Un’Assemblea costituente per le riforme istituzionali? È uno strumento sproporzionato e, se c’è da rinnovare un patto, va fatto fra le forze politiche che sono presenti in Parlamento. Capisco lo spirito costruttivo, ma, per diversi motivi, considero sbagliata questa proposta di Giuseppe Tognon su La Repubblica del 13 febbraio.
La prima osservazione è che, se c’è da rinnovare un patto, va fatto fra le forze politiche che sono presenti in Parlamento. La seconda è che lo strumento è sproporzionato rispetto a quello che c’è da fare. Caso mai si sarebbe dovuta costituire una bicamerale dentro questo Parlamento. Sarebbe stato lo strumento più congruo a favorire accordi.
Lavorare invece in Commissione affari costituzionali, dove già maggioranza e opposizione si dividono sulle altre materie, si è infatti rilevato molto più polarizzante. Se si deve giungere a una riforma delle istituzioni della Repubblica, questa deve essere condivisa in Parlamento e non bisogna creare un canale parallelo perché questo crea problemi.

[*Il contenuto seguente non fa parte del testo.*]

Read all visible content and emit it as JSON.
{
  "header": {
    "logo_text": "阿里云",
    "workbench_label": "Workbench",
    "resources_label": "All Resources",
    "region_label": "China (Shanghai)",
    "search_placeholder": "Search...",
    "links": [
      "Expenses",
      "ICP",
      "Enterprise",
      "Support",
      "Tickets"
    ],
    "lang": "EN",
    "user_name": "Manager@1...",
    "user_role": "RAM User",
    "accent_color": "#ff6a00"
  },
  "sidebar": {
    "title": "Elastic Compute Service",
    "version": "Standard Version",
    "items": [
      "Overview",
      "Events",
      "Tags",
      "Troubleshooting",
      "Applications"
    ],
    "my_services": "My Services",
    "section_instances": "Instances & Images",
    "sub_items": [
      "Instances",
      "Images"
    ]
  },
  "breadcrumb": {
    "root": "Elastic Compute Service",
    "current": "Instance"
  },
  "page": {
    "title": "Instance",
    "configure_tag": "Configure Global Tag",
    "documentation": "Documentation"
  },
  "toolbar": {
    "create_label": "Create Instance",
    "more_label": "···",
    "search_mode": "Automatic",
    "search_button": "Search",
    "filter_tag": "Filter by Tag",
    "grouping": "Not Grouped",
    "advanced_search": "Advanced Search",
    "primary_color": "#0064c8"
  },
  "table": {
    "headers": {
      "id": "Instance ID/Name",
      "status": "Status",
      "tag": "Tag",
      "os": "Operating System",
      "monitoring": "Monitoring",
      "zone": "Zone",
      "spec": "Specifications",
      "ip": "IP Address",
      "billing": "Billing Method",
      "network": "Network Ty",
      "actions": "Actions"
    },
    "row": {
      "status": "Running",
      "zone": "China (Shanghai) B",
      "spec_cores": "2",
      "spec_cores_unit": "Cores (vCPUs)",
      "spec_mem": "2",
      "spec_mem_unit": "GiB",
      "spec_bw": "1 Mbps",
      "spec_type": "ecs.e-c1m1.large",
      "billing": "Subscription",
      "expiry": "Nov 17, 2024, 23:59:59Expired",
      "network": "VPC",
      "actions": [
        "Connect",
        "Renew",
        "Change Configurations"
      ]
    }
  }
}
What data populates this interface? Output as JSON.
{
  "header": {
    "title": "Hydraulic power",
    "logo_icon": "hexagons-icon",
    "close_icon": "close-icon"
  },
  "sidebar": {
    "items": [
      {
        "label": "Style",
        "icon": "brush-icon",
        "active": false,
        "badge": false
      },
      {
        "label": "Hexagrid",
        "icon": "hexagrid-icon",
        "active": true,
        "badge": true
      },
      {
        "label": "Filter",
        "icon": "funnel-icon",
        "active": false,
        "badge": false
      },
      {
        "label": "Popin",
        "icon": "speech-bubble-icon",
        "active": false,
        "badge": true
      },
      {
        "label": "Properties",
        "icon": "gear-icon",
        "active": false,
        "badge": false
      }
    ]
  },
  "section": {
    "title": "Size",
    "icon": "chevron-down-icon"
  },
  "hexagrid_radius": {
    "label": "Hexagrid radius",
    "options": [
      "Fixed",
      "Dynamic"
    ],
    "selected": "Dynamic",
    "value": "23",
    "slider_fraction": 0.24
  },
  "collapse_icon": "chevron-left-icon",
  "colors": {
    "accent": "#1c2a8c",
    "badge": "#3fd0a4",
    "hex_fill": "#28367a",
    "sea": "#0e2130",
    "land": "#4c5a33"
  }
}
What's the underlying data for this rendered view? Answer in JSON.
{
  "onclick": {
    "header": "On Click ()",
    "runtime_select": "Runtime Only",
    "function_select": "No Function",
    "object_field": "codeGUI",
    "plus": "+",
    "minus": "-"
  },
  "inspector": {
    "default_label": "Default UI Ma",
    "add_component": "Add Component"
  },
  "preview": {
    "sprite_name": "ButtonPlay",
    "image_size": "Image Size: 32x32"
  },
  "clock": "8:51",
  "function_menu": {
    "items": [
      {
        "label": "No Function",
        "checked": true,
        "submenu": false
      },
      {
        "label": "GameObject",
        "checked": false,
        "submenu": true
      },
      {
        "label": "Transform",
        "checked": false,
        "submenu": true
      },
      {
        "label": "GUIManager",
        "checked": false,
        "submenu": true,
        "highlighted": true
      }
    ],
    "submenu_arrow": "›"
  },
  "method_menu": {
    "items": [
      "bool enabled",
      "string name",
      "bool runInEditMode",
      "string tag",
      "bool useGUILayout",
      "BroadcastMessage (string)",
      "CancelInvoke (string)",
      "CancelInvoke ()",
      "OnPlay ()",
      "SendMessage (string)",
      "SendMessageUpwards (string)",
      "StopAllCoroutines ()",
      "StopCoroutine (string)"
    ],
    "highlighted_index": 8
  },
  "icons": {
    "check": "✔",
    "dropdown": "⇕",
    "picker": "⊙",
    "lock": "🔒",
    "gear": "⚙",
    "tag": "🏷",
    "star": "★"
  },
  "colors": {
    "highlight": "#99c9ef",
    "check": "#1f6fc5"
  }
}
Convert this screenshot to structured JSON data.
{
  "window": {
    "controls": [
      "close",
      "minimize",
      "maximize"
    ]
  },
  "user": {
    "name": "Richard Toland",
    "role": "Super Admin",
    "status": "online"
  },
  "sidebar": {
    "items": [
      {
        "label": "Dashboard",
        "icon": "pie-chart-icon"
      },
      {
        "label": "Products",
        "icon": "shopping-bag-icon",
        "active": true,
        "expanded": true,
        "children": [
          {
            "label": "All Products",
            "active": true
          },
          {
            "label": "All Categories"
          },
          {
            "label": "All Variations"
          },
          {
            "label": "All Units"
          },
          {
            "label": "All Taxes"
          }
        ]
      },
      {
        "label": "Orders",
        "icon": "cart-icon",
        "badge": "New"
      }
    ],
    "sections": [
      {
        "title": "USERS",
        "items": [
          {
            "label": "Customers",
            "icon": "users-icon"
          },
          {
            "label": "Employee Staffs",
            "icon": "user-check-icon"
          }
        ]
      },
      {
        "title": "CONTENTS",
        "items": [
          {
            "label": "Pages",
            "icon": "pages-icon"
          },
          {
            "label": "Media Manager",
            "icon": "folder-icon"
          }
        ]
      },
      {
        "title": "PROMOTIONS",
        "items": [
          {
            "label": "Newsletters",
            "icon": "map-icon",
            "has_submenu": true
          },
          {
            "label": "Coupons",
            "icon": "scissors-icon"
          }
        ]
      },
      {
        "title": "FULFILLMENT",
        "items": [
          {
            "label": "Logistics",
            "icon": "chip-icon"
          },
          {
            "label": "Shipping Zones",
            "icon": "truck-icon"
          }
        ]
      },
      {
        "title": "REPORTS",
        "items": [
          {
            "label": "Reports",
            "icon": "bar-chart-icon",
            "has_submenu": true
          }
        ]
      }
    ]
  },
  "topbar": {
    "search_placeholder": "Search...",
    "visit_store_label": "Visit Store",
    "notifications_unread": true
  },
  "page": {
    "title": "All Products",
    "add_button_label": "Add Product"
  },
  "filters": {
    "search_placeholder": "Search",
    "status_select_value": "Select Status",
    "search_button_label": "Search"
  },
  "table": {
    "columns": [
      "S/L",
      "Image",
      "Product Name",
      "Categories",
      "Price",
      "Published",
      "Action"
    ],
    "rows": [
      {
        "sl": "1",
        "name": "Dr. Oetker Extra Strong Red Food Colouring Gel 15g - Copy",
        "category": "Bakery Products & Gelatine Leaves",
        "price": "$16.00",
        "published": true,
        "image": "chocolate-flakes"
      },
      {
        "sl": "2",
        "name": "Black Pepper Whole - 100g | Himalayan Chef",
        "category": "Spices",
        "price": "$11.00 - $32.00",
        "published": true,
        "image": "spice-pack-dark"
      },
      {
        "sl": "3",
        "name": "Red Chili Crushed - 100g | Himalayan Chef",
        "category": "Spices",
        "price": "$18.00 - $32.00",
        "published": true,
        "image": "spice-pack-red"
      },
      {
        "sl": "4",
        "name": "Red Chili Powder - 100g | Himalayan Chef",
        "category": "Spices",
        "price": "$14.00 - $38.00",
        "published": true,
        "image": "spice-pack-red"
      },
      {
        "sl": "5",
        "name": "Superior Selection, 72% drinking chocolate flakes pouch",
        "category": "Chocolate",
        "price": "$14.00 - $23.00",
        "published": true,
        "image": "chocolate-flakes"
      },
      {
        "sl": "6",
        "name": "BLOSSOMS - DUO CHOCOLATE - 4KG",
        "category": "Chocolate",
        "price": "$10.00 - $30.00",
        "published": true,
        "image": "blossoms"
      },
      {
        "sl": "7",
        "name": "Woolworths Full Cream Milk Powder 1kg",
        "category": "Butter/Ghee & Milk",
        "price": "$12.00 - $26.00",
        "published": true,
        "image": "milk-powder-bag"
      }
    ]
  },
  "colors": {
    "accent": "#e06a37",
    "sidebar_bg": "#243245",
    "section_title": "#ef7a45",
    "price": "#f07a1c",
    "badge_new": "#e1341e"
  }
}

Lo ha dimostrato l’esperienza del Cile che ha eletto due Assemblee costituenti in parallelo al Parlamento e poi alla fine ha perso i referendum.
Quindi il patto lo devono e possono fare le forze politiche presenti in Parlamento cercando in tutti i modi di arrivare ai due terzi, cosa che è tecnicamente possibile. È solo una questione di volontà politica.
Lo strumento di un’Assemblea costituente è sproporzionato rispetto a quello che c’è da fare: un’importante ma limitata revisione della seconda parte della Costituzione relativamente a una forma ragionevole di premierato con equilibri rinnovati; e, a completamento del Titolo Quinto, ossia la trasformazione del Senato in Camera delle Regioni, che è il vero buco nero del rapporto centro-periferia e, senza il quale, anche l’Autonomia differenziata crea più problemi che soluzioni.
Per queste riforme lo strumento Assemblea costituente non serve. Le riforme condivise a due terzi dovrebbero essere la prima scelta, mentre quelle a maggioranza assoluta come il referendum dovrebbe essere vista solo come una subordinata.
- Pubblicato su Adkronos il 13 febbraio 2024.